With Sound From Africa, the Phonetic Alphabet Expands

Harold F. Schiffman haroldfs at ccat.sas.upenn.edu
Sun Dec 25 17:22:14 UTC 2005


>>From the NYTimes, Published: December 13, 2005

SCIENCE DESK

With Sound From Africa, the Phonetic Alphabet Expands
By MICHAEL ERARD (NYT) 711 words

For the first time in 12 years, the International Phonetic Association is
amending its official alphabet. A sound called the labiodental flap will
be granted its own letter, one that looks something like a v with a hook.
The sound, a buzz sometimes capped by a faint pop, is present in more than
70 African languages. It is produced by the lower lip moving back and
forward, flapping on the inside of the upper teeth.''The labiodental flap
sound is as important as any other sound to speakers of languages that use
it,'' said Peter Ladefoged, emeritus professor of linguistics at the
University of California, Los Angeles.  ''Think how Americans would
protest if there were no way of transcribing the vowel in 'bird,' which in
the usual U.S. pronunciation is almost as rare among the sounds of the
world's languages as the labiodental flap.''

Until now, linguists have recorded the sound with made-up symbols, usually
the letter v modified by accents. The venerable phonetic alphabet was
established in 1886, and now, after slow increments of change, includes 28
symbols for vowels, 86 for consonants and 75 other marks for tone, stress,
aspiration and other phonetic details. One of the most recent sounds to
win a symbol was the bilabial click, used in two African languages. The
labiodental flap is much more widely used but took longer to be
recognized.

One reason, said Dr. Ladefoged, is that clicks, often considered to be the
most exotic of speech sounds, have been noticed by Europeans since the
17th century. They also occur in politically important languages like Zulu
and Xhosa. ''None of this is true about labiodental flaps,'' Dr. Ladefoged
said in an e-mail message. ''Even now, some people think they are a minor
effect in a few words in a few languages.'' Last spring, he encouraged
Kenneth S. Olson, a linguist at SIL International who has studied the
extensive use of the labiodental flap in Africa, to propose officially
that the sound, first observed in 1907, have its own symbol.

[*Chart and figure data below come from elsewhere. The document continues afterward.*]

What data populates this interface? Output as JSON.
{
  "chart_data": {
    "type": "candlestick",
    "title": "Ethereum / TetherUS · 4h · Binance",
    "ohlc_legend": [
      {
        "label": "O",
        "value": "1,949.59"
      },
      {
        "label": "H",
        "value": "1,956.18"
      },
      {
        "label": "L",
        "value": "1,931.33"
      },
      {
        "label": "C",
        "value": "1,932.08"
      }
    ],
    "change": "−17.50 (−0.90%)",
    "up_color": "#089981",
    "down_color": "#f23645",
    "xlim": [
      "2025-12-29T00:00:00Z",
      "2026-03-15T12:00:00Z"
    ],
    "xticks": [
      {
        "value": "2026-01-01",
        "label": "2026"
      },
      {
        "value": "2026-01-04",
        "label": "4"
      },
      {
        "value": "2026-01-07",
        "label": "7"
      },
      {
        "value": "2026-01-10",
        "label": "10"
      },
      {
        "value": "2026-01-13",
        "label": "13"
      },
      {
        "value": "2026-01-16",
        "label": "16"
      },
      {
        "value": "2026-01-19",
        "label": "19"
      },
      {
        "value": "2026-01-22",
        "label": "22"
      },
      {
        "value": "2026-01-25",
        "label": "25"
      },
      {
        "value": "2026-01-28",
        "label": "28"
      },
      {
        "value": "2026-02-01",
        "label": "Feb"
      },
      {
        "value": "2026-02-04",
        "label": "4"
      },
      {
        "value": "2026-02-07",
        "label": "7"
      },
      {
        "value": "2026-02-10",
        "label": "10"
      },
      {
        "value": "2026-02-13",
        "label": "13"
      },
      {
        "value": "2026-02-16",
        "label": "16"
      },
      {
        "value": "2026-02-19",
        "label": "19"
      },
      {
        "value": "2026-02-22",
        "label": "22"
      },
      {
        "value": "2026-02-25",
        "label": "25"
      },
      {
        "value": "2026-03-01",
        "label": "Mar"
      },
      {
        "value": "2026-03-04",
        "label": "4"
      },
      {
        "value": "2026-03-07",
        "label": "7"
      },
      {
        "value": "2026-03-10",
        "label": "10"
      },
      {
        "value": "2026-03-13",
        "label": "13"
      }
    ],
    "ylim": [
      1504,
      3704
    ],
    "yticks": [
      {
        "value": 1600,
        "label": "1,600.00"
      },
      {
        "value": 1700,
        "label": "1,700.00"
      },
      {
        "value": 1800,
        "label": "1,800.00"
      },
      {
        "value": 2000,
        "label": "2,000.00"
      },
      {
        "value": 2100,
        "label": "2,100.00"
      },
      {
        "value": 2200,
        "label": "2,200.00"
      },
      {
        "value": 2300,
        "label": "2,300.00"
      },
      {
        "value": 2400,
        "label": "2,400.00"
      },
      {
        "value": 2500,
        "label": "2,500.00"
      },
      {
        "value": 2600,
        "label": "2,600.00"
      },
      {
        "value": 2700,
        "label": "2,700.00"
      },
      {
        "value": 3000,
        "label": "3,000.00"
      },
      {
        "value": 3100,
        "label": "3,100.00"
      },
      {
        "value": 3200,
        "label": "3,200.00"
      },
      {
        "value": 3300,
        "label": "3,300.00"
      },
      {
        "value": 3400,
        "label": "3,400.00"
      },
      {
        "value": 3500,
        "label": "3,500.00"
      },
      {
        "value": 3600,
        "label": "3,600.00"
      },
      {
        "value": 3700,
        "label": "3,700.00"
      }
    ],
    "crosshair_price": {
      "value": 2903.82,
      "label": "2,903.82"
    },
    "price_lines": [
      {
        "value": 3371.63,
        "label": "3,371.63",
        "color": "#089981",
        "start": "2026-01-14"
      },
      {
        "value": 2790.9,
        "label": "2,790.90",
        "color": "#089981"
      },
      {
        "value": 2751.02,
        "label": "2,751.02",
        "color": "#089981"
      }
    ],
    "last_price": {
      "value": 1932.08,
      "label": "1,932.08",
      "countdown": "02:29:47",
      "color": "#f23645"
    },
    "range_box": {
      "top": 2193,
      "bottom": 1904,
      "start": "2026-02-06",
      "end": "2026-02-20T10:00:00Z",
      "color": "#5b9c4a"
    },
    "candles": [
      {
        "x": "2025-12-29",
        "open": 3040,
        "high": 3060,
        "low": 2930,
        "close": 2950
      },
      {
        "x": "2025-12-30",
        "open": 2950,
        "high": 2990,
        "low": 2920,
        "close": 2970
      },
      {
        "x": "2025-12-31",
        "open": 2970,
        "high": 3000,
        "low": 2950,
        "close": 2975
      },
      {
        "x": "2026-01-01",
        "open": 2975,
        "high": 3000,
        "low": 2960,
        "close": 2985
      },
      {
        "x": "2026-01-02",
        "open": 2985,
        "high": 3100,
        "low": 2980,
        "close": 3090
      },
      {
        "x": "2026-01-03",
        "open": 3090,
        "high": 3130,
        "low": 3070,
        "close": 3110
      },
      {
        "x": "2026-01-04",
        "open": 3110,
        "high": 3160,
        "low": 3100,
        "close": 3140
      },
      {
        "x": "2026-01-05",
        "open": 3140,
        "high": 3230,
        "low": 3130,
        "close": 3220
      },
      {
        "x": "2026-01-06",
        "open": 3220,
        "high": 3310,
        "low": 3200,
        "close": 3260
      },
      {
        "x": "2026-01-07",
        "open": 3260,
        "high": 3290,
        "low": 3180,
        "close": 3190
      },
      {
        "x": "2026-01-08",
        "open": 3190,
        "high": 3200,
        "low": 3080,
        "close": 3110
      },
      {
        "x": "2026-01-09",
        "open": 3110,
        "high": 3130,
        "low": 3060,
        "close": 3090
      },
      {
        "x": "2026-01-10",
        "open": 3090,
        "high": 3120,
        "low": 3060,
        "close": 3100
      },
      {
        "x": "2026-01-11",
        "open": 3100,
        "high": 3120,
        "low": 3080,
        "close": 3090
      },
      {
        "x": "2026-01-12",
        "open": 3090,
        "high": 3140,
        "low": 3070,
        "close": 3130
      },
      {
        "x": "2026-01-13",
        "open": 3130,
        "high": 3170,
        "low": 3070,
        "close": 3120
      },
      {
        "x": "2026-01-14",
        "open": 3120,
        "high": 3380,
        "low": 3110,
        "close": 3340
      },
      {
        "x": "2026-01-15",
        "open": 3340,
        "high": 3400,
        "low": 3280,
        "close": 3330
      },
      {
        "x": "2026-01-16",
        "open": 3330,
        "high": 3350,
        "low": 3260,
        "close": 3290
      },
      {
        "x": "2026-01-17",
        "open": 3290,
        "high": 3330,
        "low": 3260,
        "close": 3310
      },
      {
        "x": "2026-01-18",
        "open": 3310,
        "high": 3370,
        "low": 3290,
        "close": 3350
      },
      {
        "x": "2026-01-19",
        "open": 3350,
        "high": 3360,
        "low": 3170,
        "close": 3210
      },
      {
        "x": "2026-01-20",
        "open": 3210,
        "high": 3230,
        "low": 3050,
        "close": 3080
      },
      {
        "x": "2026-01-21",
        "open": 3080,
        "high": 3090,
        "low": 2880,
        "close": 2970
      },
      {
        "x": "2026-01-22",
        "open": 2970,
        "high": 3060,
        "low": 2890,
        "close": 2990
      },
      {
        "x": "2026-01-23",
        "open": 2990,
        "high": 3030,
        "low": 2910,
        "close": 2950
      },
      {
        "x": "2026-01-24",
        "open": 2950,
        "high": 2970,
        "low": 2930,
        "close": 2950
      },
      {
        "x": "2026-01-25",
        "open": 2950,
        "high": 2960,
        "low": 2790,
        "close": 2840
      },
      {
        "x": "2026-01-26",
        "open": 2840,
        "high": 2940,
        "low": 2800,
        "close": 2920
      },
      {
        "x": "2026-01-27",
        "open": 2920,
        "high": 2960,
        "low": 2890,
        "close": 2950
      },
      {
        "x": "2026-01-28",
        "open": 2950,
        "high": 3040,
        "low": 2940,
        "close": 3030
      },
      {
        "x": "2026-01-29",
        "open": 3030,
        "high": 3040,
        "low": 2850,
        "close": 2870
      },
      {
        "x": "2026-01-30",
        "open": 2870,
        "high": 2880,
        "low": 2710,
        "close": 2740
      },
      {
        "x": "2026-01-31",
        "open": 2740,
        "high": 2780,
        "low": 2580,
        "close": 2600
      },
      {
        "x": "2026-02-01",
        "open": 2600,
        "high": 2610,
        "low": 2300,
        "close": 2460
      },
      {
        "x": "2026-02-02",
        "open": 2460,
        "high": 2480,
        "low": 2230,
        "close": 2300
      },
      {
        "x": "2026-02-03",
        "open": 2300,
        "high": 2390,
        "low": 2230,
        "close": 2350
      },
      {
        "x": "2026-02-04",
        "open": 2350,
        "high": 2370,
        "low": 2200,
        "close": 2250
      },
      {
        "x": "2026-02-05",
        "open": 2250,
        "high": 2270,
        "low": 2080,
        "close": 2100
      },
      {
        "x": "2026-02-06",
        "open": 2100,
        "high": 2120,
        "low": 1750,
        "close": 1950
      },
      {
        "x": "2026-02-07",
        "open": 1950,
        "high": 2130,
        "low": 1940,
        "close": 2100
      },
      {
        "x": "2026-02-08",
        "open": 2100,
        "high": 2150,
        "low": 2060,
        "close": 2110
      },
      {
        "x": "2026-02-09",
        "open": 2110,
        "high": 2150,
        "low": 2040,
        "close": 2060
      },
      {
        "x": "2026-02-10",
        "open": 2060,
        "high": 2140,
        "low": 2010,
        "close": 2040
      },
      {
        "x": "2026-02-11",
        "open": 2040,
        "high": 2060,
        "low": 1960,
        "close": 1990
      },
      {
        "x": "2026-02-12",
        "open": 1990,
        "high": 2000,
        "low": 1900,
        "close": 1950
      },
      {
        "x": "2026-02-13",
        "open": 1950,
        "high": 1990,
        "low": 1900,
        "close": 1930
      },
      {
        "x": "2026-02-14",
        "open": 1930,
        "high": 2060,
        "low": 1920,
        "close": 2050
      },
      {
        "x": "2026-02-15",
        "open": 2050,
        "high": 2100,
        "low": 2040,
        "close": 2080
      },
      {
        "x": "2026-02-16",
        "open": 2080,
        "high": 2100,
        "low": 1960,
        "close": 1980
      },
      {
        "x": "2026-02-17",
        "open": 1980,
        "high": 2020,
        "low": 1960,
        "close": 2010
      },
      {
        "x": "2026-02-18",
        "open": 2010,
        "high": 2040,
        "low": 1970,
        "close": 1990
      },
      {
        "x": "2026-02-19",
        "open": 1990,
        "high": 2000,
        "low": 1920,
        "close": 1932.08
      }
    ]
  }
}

SIL International is a Christian organization based in Dallas that
studies, documents and helps in developing lesser-known languages. Dr.
Olson encountered the sound while conducting research in Congo and had
performed extensive acoustic analysis to determine that the sound was, in
fact, a flap, not a fricative consonant like the ''f'' of English. Nor did
it involve a sharp intake of air like the clicks.

The new symbol had been recommended by a fellow linguist, Geoff Pullum,
who described it ''as if a fishhook R had been slammed leftward into a
lowercase v so hard its vertical had merged with the right leg of the v,
and the dangly bit had been left hanging there like the drain pipe out of
an upstairs toilet in a partially demolished building.'' In June, Dr.
Olson received a note from the association, informing him that the
proposal had been voted on and accepted. Mono speakers are pleased, Dr.
Olson said. ''The idea of an I.P.A. symbol would offer some prestige to
the language, that this oddity is valued by people around the world.''

Other language oddities wait for their moment. There is a bilabial trill
in two Brazilian languages, Oro Win and Wari'
(phonetics.ucla.edu/appendix/languages/orowin/orowin.html) and what Dr.
Ladefoged called ''hissing-hushing fricatives'' of Ubykh, once spoken in
Turkey (phonetics.ucla.edu/appendix/languages/ubykh/ubykh.html). Dr. Olson
plans to visit the Philippines to study a sound that speakers produce by
sticking their tongues out of their mouths, a sound that outsiders
ridicule.

Dr. Olson says an official symbol might raise the status of the sound and
the people who pronounce it, though perhaps not with the symbol from rock
'n' roll marketing he jokingly proposed -- the Rolling Stones' lips.